Несомненно то, что одной из множества тем переписки периода 1309 г. была женитьба Луи де Мариньи на Роберте де Бомец,[885] которая, по всей видимости, как утверждал Г. Лизеран,[886] являлась протеже графини. Перед 8 мая 1309 г. Маго послала Ангеррану в Менневиль два письма;[887] она писала ему также 12 ноября в Париж, 16 и 30 в Нормандию и 31 декабря ко двору.[888] 14 декабря в Аррасе[889]она заверила официально составленный от ее имени брачный контракт.[890] Бракосочетание состоялось в январе в Венсенне: графиня преподнесла в дар Роберте де Бомец, ее матери Иде де Круазиль и Жанне де Танкарвиль золотые венки, украшенные рубинами и изумрудами;[891] ее дочь, Бланка Бургундская, также сделала всем дорогостоящие подарки, но, согласно счетам, они были оплачены из королевской казны.[892]

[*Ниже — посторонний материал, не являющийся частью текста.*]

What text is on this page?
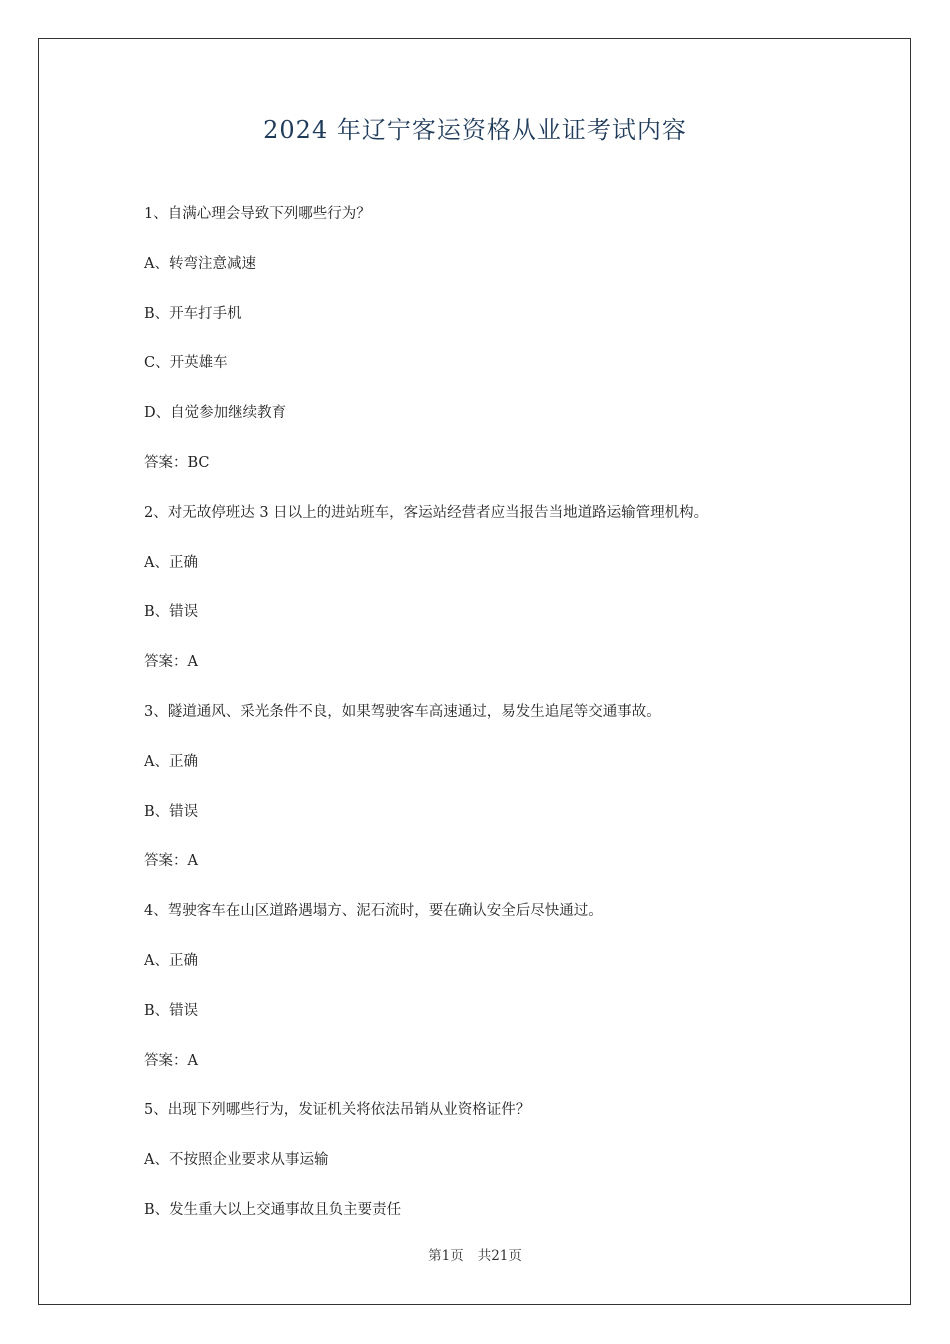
2024 年辽宁客运资格从业证考试内容
1、自满心理会导致下列哪些行为？
A、转弯注意减速
B、开车打手机
C、开英雄车
D、自觉参加继续教育
答案：BC
2、对无故停班达 3 日以上的进站班车，客运站经营者应当报告当地道路运输管理机构。
A、正确
B、错误
答案：A
3、隧道通风、采光条件不良，如果驾驶客车高速通过，易发生追尾等交通事故。
A、正确
B、错误
答案：A
4、驾驶客车在山区道路遇塌方、泥石流时，要在确认安全后尽快通过。
A、正确
B、错误
答案：A
5、出现下列哪些行为，发证机关将依法吊销从业资格证件？
A、不按照企业要求从事运输
B、发生重大以上交通事故且负主要责任
第1页 共21页
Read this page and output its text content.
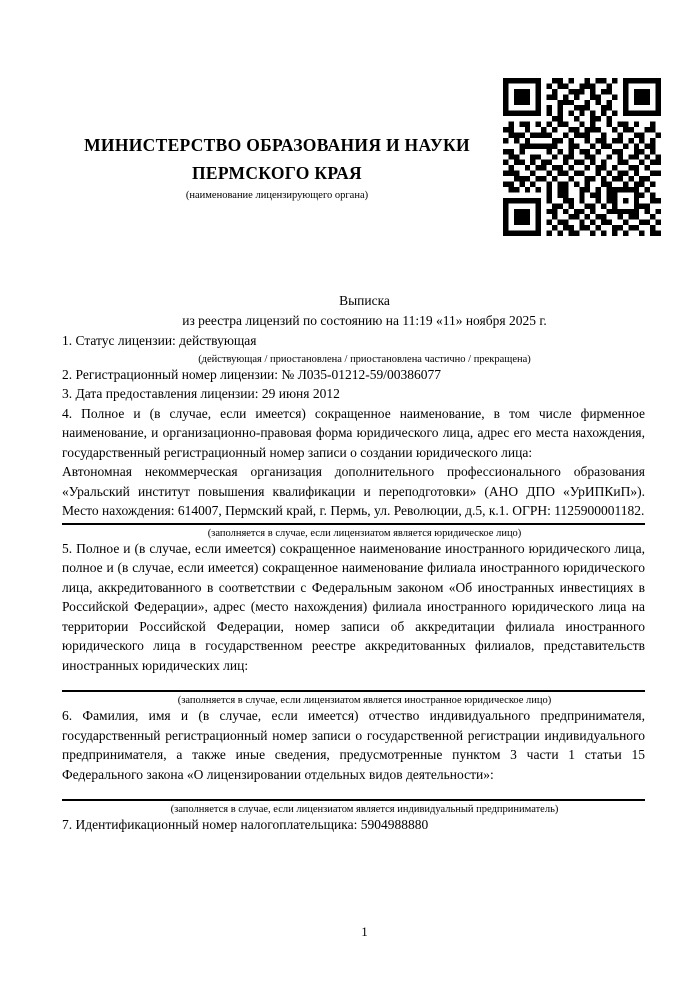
МИНИСТЕРСТВО ОБРАЗОВАНИЯ И НАУКИ
ПЕРМСКОГО КРАЯ
(наименование лицензирующего органа)
Выписка
из реестра лицензий по состоянию на 11:19 «11» ноября 2025 г.

1. Статус лицензии: действующая

(действующая / приостановлена / приостановлена частично / прекращена)

2. Регистрационный номер лицензии: № Л035-01212-59/00386077

3. Дата предоставления лицензии: 29 июня 2012

4. Полное и (в случае, если имеется) сокращенное наименование, в том числе фирменное наименование, и организационно-правовая форма юридического лица, адрес его места нахождения, государственный регистрационный номер записи о создании юридического лица:

Автономная некоммерческая организация дополнительного профессионального образования «Уральский институт повышения квалификации и переподготовки» (АНО ДПО «УрИПКиП»). Место нахождения: 614007, Пермский край, г. Пермь, ул. Революции, д.5, к.1. ОГРН: 1125900001182.

(заполняется в случае, если лицензиатом является юридическое лицо)

5. Полное и (в случае, если имеется) сокращенное наименование иностранного юридического лица, полное и (в случае, если имеется) сокращенное наименование филиала иностранного юридического лица, аккредитованного в соответствии с Федеральным законом «Об иностранных инвестициях в Российской Федерации», адрес (место нахождения) филиала иностранного юридического лица на территории Российской Федерации, номер записи об аккредитации филиала иностранного юридического лица в государственном реестре аккредитованных филиалов, представительств иностранных юридических лиц:

(заполняется в случае, если лицензиатом является иностранное юридическое лицо)

6. Фамилия, имя и (в случае, если имеется) отчество индивидуального предпринимателя, государственный регистрационный номер записи о государственной регистрации индивидуального предпринимателя, а также иные сведения, предусмотренные пунктом 3 части 1 статьи 15 Федерального закона «О лицензировании отдельных видов деятельности»:

(заполняется в случае, если лицензиатом является индивидуальный предприниматель)

7. Идентификационный номер налогоплательщика: 5904988880

1
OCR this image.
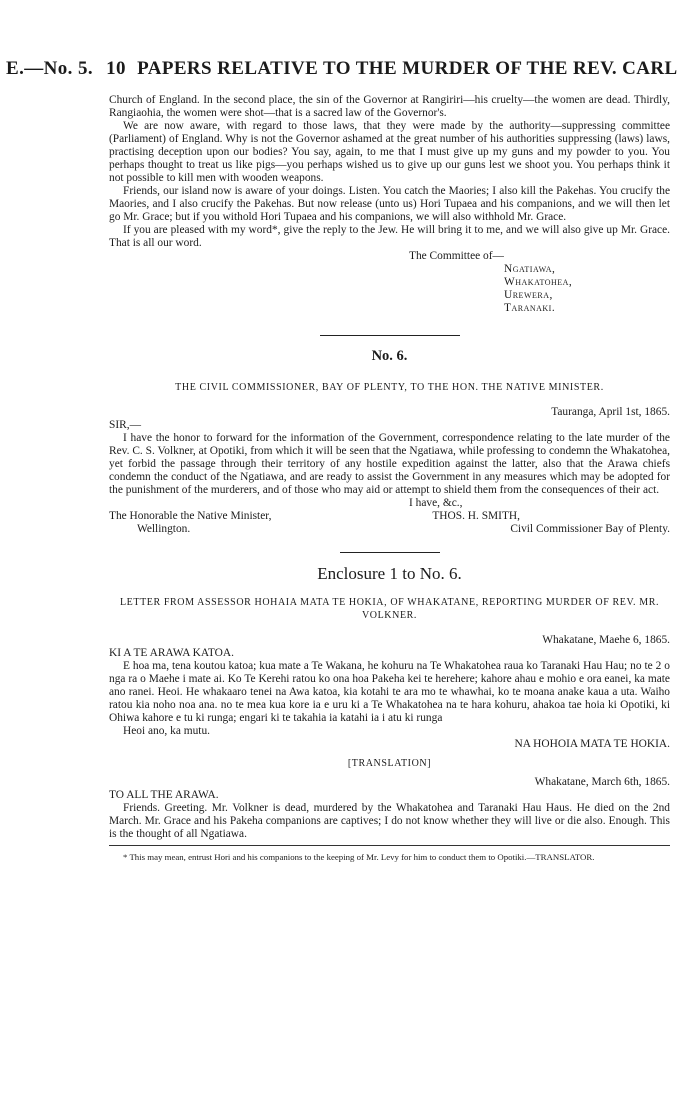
E.—No. 5. 10 PAPERS RELATIVE TO THE MURDER OF THE REV. CARL

Church of England. In the second place, the sin of the Governor at Rangiriri—his cruelty—the women are dead. Thirdly, Rangiaohia, the women were shot—that is a sacred law of the Governor's.

We are now aware, with regard to those laws, that they were made by the authority—suppressing committee (Parliament) of England. Why is not the Governor ashamed at the great number of his authorities suppressing (laws) laws, practising deception upon our bodies? You say, again, to me that I must give up my guns and my powder to you. You perhaps thought to treat us like pigs—you perhaps wished us to give up our guns lest we shoot you. You perhaps think it not possible to kill men with wooden weapons.

Friends, our island now is aware of your doings. Listen. You catch the Maories; I also kill the Pakehas. You crucify the Maories, and I also crucify the Pakehas. But now release (unto us) Hori Tupaea and his companions, and we will then let go Mr. Grace; but if you withold Hori Tupaea and his companions, we will also withhold Mr. Grace.

If you are pleased with my word*, give the reply to the Jew. He will bring it to me, and we will also give up Mr. Grace. That is all our word.

The Committee of—

Ngatiawa,

Whakatohea,

Urewera,

Taranaki.

No. 6.

THE CIVIL COMMISSIONER, BAY OF PLENTY, TO THE HON. THE NATIVE MINISTER.

Tauranga, April 1st, 1865.

SIR,—

I have the honor to forward for the information of the Government, correspondence relating to the late murder of the Rev. C. S. Volkner, at Opotiki, from which it will be seen that the Ngatiawa, while professing to condemn the Whakatohea, yet forbid the passage through their territory of any hostile expedition against the latter, also that the Arawa chiefs condemn the conduct of the Ngatiawa, and are ready to assist the Government in any measures which may be adopted for the punishment of the murderers, and of those who may aid or attempt to shield them from the consequences of their act.

I have, &c.,

The Honorable the Native Minister,	THOS. H. SMITH,
Wellington.	Civil Commissioner Bay of Plenty.
Enclosure 1 to No. 6.

LETTER FROM ASSESSOR HOHAIA MATA TE HOKIA, OF WHAKATANE, REPORTING MURDER OF REV. MR.

VOLKNER.

Whakatane, Maehe 6, 1865.

KI A TE ARAWA KATOA.

E hoa ma, tena koutou katoa; kua mate a Te Wakana, he kohuru na Te Whakatohea raua ko Taranaki Hau Hau; no te 2 o nga ra o Maehe i mate ai. Ko Te Kerehi ratou ko ona hoa Pakeha kei te herehere; kahore ahau e mohio e ora eanei, ka mate ano ranei. Heoi. He whakaaro tenei na Awa katoa, kia kotahi te ara mo te whawhai, ko te moana anake kaua a uta. Waiho ratou kia noho noa ana. no te mea kua kore ia e uru ki a Te Whakatohea na te hara kohuru, ahakoa tae hoia ki Opotiki, ki Ohiwa kahore e tu ki runga; engari ki te takahia ia katahi ia i atu ki runga

Heoi ano, ka mutu.

NA HOHOIA MATA TE HOKIA.

[TRANSLATION]

Whakatane, March 6th, 1865.

TO ALL THE ARAWA.

Friends. Greeting. Mr. Volkner is dead, murdered by the Whakatohea and Taranaki Hau Haus. He died on the 2nd March. Mr. Grace and his Pakeha companions are captives; I do not know whether they will live or die also. Enough. This is the thought of all Ngatiawa.

* This may mean, entrust Hori and his companions to the keeping of Mr. Levy for him to conduct them to Opotiki.—TRANSLATOR.
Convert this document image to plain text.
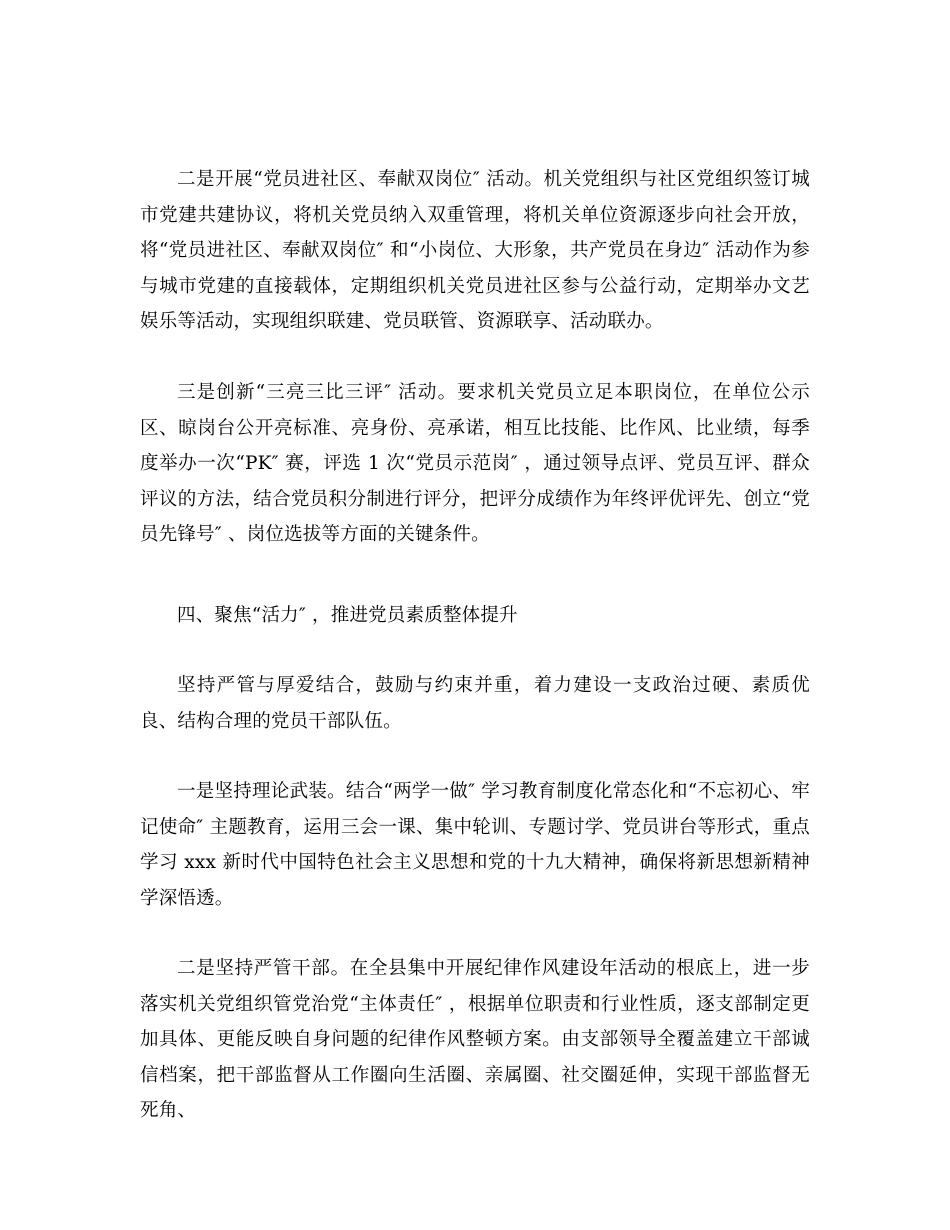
二是开展“党员进社区、奉献双岗位″ 活动。机关党组织与社区党组织签订城市党建共建协议，将机关党员纳入双重管理，将机关单位资源逐步向社会开放，将“党员进社区、奉献双岗位″ 和“小岗位、大形象，共产党员在身边″ 活动作为参与城市党建的直接载体，定期组织机关党员进社区参与公益行动，定期举办文艺娱乐等活动，实现组织联建、党员联管、资源联享、活动联办。

三是创新“三亮三比三评″ 活动。要求机关党员立足本职岗位，在单位公示区、晾岗台公开亮标准、亮身份、亮承诺，相互比技能、比作风、比业绩，每季度举办一次“PK″ 赛，评选 1 次“党员示范岗″ ，通过领导点评、党员互评、群众评议的方法，结合党员积分制进行评分，把评分成绩作为年终评优评先、创立“党员先锋号″ 、岗位选拔等方面的关键条件。

四、聚焦“活力″ ，推进党员素质整体提升

坚持严管与厚爱结合，鼓励与约束并重，着力建设一支政治过硬、素质优良、结构合理的党员干部队伍。

一是坚持理论武装。结合“两学一做″ 学习教育制度化常态化和“不忘初心、牢记使命″ 主题教育，运用三会一课、集中轮训、专题讨学、党员讲台等形式，重点学习 xxx 新时代中国特色社会主义思想和党的十九大精神，确保将新思想新精神学深悟透。

二是坚持严管干部。在全县集中开展纪律作风建设年活动的根底上，进一步落实机关党组织管党治党“主体责任″ ，根据单位职责和行业性质，逐支部制定更加具体、更能反映自身问题的纪律作风整顿方案。由支部领导全覆盖建立干部诚信档案，把干部监督从工作圈向生活圈、亲属圈、社交圈延伸，实现干部监督无死角、
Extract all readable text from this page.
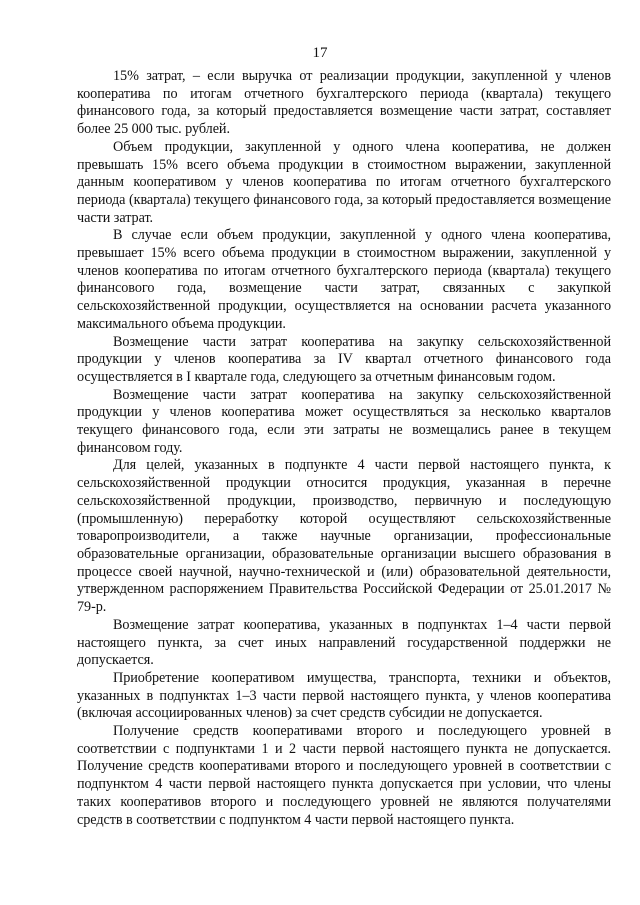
17

15% затрат, – если выручка от реализации продукции, закупленной у членов кооператива по итогам отчетного бухгалтерского периода (квартала) текущего финансового года, за который предоставляется возмещение части затрат, составляет более 25 000 тыс. рублей.

Объем продукции, закупленной у одного члена кооператива, не должен превышать 15% всего объема продукции в стоимостном выражении, закупленной данным кооперативом у членов кооператива по итогам отчетного бухгалтерского периода (квартала) текущего финансового года, за который предоставляется возмещение части затрат.

В случае если объем продукции, закупленной у одного члена кооператива, превышает 15% всего объема продукции в стоимостном выражении, закупленной у членов кооператива по итогам отчетного бухгалтерского периода (квартала) текущего финансового года, возмещение части затрат, связанных с закупкой сельскохозяйственной продукции, осуществляется на основании расчета указанного максимального объема продукции.

Возмещение части затрат кооператива на закупку сельскохозяйственной продукции у членов кооператива за IV квартал отчетного финансового года осуществляется в I квартале года, следующего за отчетным финансовым годом.

Возмещение части затрат кооператива на закупку сельскохозяйственной продукции у членов кооператива может осуществляться за несколько кварталов текущего финансового года, если эти затраты не возмещались ранее в текущем финансовом году.

Для целей, указанных в подпункте 4 части первой настоящего пункта, к сельскохозяйственной продукции относится продукция, указанная в перечне сельскохозяйственной продукции, производство, первичную и последующую (промышленную) переработку которой осуществляют сельскохозяйственные товаропроизводители, а также научные организации, профессиональные образовательные организации, образовательные организации высшего образования в процессе своей научной, научно-технической и (или) образовательной деятельности, утвержденном распоряжением Правительства Российской Федерации от 25.01.2017 № 79-р.

Возмещение затрат кооператива, указанных в подпунктах 1–4 части первой настоящего пункта, за счет иных направлений государственной поддержки не допускается.

Приобретение кооперативом имущества, транспорта, техники и объектов, указанных в подпунктах 1–3 части первой настоящего пункта, у членов кооператива (включая ассоциированных членов) за счет средств субсидии не допускается.

Получение средств кооперативами второго и последующего уровней в соответствии с подпунктами 1 и 2 части первой настоящего пункта не допускается. Получение средств кооперативами второго и последующего уровней в соответствии с подпунктом 4 части первой настоящего пункта допускается при условии, что члены таких кооперативов второго и последующего уровней не являются получателями средств в соответствии с подпунктом 4 части первой настоящего пункта.
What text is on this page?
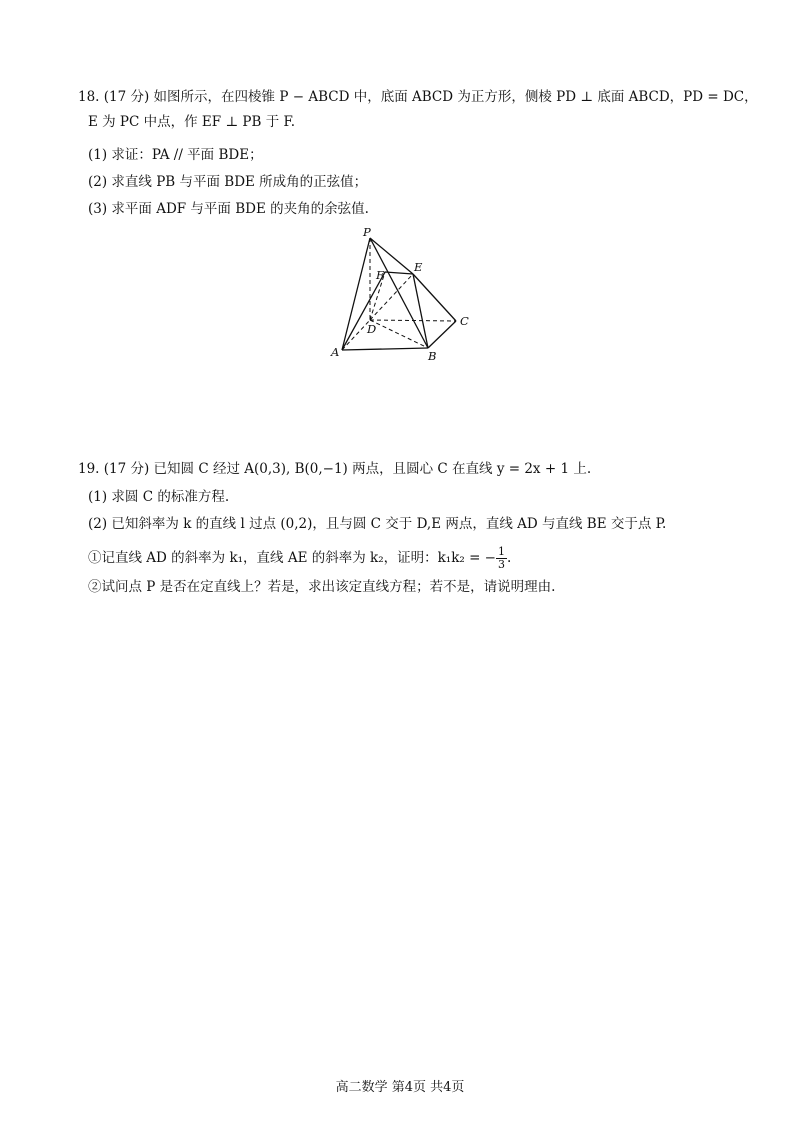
18. (17 分) 如图所示，在四棱锥 P − ABCD 中，底面 ABCD 为正方形，侧棱 PD ⊥ 底面 ABCD，PD = DC，
E 为 PC 中点，作 EF ⊥ PB 于 F.
(1) 求证：PA // 平面 BDE；
(2) 求直线 PB 与平面 BDE 所成角的正弦值；
(3) 求平面 ADF 与平面 BDE 的夹角的余弦值.
P
F
E
D
C
A	B
19. (17 分) 已知圆 C 经过 A(0,3), B(0,−1) 两点，且圆心 C 在直线 y = 2x + 1 上.
(1) 求圆 C 的标准方程.
(2) 已知斜率为 k 的直线 l 过点 (0,2)，且与圆 C 交于 D,E 两点，直线 AD 与直线 BE 交于点 P.
①记直线 AD 的斜率为 k₁，直线 AE 的斜率为 k₂，证明：k₁k₂ = − $\frac{1}{3}$ .
②试问点 P 是否在定直线上？若是，求出该定直线方程；若不是，请说明理由.
高二数学 第4页 共4页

Впрочем, делать подарки тем, в ком она нуждалась, или тем кого она просто хотела почтить своим вниманием, было свойственно графине Артуа.[893] Когда Жана де Мариньи представили к сану епископа, графиня подарила ему крест и изумруд для кольца. Поэтому не стоит удивляться тому, что в конце 1310 г.[894] Ангерран получил от нее серебряные кубки, крупную дичь,[895] тончайшей работы ковер, «расшитый различными фигурами», а в июне 1314 г., когда он вместе с канцлером Пьером де Латильи находился в Аррасе, Маго преподнесла ему осетра,[896] что считалось роскошным подарком.[897] Наконец, она устроила в Бомеце рынок,[898] чтобы впоследствии подарить его Мариньи, и в дополнение к подарку, вероятно, передала право высшего суда в Бомеце и Круазиле.[899]